Nevertheless, in this book, TPMB serves as the matchmaker in this proposed marriage of Wall Street and the Pentagon. Justification for the romance again, is that the country because of its position of superiority, militarily- is empowered to cure the GAP entities of their disconnectedness. Disconnectedness equates to danger --equates to basis for preemptive actions.

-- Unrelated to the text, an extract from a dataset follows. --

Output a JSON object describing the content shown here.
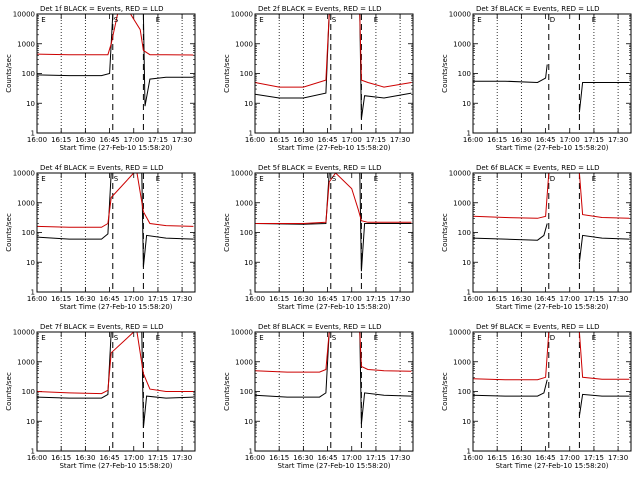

In this use of system theory spiced with marketing, administrations' get to peddle this as spreading democracy, freedom, etc., (sound familiar?) all in the name of globalization (read--profit) and the world will magically experience peace on earth as prescribed unilaterally by the USA. The Iraq experience should teach us not to hold our breath while waiting for this utopia.This is presented as exporting security, and is designed to take up the slack in keeping the services employed, albeit not without some proposed painful reconfiguring.
Further rationalizations are offered - deceptively packaged as "a future worth creating" and that is going to prompt the author to pen a sequel for which he could not obtain internal approval so he is by choice leaving the Naval War College nest. The author has made increasing number of personal PowerPoint presentations of his proposals in briefs that are now being given the "flavor of the day" welcome. He has inpressive PowerPoint skills and with his hyped tonal delivery it comes across with all the passion of a televangelist. This scuds about as effectively as a deflated balloon when he engages in discourse without all the staged bombastic delivery. So if you have the opportunity, catch the rebroadcasts on C-Span or look for them in the archives there.
TPMB in this curent gig doesn't really solve the Pentagon's dilemma because there is a foregone conclusion of preserving the status quo under the guise of what has been passing as "Transformation". This is supposedly what has had Rummy's attention instead of him keeping his eye on the ball in Iraq.The work is littered with the military and system theory jargon, new "rule sets" emerge and if you like variations in the game of who is going to control the world - they better not be far from the apple tree. The concepts of peaceful conflict resolution get very short shrift in this treatise, the state department gets marginalized into oblivion.
If you have read this far you may be surprised that there is a conclusion in the book that I can unreservedly support, and that is, that China is not going to be a future target of our techno-war capabilities. When I visited China in 2002, the populace was accelerating the practice of capitalism faster than the government can transmogrify its political image. Hopefully, this can continue without the dislocutions of the past.
I now think of the book as The Pentagon's New Madness and am curious about Barnett's middle initials being P.M.- strange - ; also he has a personal blog that you might be interested in following as he cranks out the next volume:
http://www.thomaspmbarnett.com/weblog/
TPMB may have a future writing for Hollywood, fantasy is a big market there.The book reads rather unevenly and I used a method I call "sipping". When interest lagged, I picked up George Soros's The Bubble of American Supremacy for a change of air, and also Brian Greene's The Elegant Universe.
Those offered a welcome contrast and later I'll offer my views of those books also.
*a-WOW, (that's American Way of War in acronymish).